Updated: Apr 22
It is hard to not hold some identities, but I humbly imagine, that the most extreme examples of human situations, such as those that were forced on European Jews and others, during World War 2, may have challenged the most profoundly and fundamentally held personal views.
I'm going to suggest we avoid harbouring identities, but not because of the reason above, and not because anything any other person has written or said. My ideas are all my own. Anybody who is used to my writing, will know this subject has been cover by me before, not least in my "I am" book. I don't apologise for repetition. The thing about these thoughts, or words of wisdom, if you will, is that presentations in different ways, or different places, and in fact by many different people, can enhance the chances of any messages being successfully passed on. If for example, you focus on John's Gospel in the Christian New Testament, Jesus describes himself as "the Word" (1:1-14), "the Light" (1:4-9), "the Shepherd" (10:1-18), "the Bread of Life" (6:35-59), "the True Vine" (15:1-17), and "the Way, the Truth, and the Life" (14:6). Long winded academic ramblings might impress academics, but are so exclusive, as to be near worthless to non-academic people, or in other words, the overwhelmingly greater sized, everyday majority.

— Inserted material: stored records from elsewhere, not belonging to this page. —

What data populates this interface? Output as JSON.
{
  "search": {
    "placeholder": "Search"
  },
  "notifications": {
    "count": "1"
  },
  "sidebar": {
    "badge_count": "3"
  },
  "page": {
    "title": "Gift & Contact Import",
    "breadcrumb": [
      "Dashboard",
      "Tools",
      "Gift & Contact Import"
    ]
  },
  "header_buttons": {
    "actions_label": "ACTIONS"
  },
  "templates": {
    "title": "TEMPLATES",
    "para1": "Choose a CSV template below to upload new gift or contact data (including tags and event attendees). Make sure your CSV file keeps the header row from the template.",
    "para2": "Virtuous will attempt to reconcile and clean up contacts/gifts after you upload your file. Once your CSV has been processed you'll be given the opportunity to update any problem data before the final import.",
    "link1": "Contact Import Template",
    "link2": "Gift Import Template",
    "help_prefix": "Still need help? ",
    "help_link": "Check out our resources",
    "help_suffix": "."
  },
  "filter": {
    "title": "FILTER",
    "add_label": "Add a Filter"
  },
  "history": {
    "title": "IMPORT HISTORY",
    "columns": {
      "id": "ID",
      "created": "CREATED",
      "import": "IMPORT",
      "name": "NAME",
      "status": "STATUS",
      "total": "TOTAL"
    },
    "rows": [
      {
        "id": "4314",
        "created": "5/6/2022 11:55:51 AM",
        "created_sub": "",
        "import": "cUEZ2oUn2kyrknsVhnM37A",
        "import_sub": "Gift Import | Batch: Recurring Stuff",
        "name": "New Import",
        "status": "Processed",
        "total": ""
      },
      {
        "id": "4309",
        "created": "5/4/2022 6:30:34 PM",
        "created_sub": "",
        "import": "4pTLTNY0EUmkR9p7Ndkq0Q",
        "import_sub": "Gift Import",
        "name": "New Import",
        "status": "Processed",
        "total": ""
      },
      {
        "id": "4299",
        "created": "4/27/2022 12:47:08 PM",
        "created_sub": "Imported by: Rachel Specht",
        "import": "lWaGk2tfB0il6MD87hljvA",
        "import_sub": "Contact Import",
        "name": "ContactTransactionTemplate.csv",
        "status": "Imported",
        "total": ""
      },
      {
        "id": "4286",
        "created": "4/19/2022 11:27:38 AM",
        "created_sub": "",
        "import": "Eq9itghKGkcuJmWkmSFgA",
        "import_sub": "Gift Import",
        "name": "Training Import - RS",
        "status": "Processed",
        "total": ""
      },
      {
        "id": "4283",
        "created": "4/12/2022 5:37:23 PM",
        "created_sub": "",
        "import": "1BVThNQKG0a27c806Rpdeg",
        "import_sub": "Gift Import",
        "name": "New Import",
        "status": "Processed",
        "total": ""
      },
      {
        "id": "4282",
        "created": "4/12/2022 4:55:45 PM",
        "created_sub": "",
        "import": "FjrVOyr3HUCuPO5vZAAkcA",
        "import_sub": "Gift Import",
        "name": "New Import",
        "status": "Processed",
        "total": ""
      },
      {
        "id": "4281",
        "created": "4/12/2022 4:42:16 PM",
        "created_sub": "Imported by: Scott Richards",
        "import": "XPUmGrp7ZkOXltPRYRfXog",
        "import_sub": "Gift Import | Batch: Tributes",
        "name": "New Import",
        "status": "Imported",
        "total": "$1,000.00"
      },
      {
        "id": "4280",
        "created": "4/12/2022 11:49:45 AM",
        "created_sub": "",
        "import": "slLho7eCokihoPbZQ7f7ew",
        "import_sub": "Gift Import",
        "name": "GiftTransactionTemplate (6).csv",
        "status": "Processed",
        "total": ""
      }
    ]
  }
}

Of course, I have not been in a concentration camp. I did not survive the living damnation of somewhere like Belsen or Auschwitz, but I did work in a cutthroat commercial software house in the early 1990s. That doesn't sound like so much at all after the previous context; but it was a very big deal for me, because not long after starting my 18 months there, I was quickly subjected to regular unfair bullying, with management both seeing and ignoring it. Mid-way through that employment I became psychotic, by definition, I did not know I was psychotic, but my thoughts were increasingly mad, or crazy. It was a very insidious process. I started hearing derogatory voices in the third person, which appeared to come from people physically next to me. They were so real I only learned they'd been hallucinations, by talking to a very good CPN (community psychiatric nurse) over twenty years afterwards. The voices kept coming across as things like, "he's a yes man", "he's ruined his career", and "he'll never live it down", and they were always in the precise vocal tone of the person who was apparently saying them.
Being regularly bullied at your place of work is serious, but also being bullied by imaginary derogatory voices in the third person, makes it very challenging. I resigned, and perversely, things got worse, because I was a psychotic with no medical interventions at all. In a word, my mental condition ultimately annihilated me. I was destroyed as a person. It stripped me of any personality I had, and placed me most profoundly, at square one. You can give in or try to live. It took me the next twenty years to properly fix me; not that I actually know whether I've succeeded.
I don't write massive academic tomes. I'm telling you; I know. The penchant, more so these days than ever, for collecting identities, is dangerous. To a lesser or much greater degree, it makes you weak and vulnerable. There's no reason for it. That's why Jesus said, "the Kingdom of Heaven is within", and Buddha implored us to detach. Take this or leave it, but those precious and defining opinions of yourself, are totally pointless. They are your Achilles Heel. Had I not had them in the 1990s, my life would have been very different. It was those meaningless aspects which in me, were so painfully stripped. I love me now. It took a long time to rebuild me: over twenties years. Some things like my career, and many of my friendships, were irreparably damaged. Many don't make it after such a blow. I'm not saying we're all risking similar, but I categorically assert, that your identities are totally pointless vulnerabilities. They will definitely cause problems of some degree, from the minor, to the cataclysmic.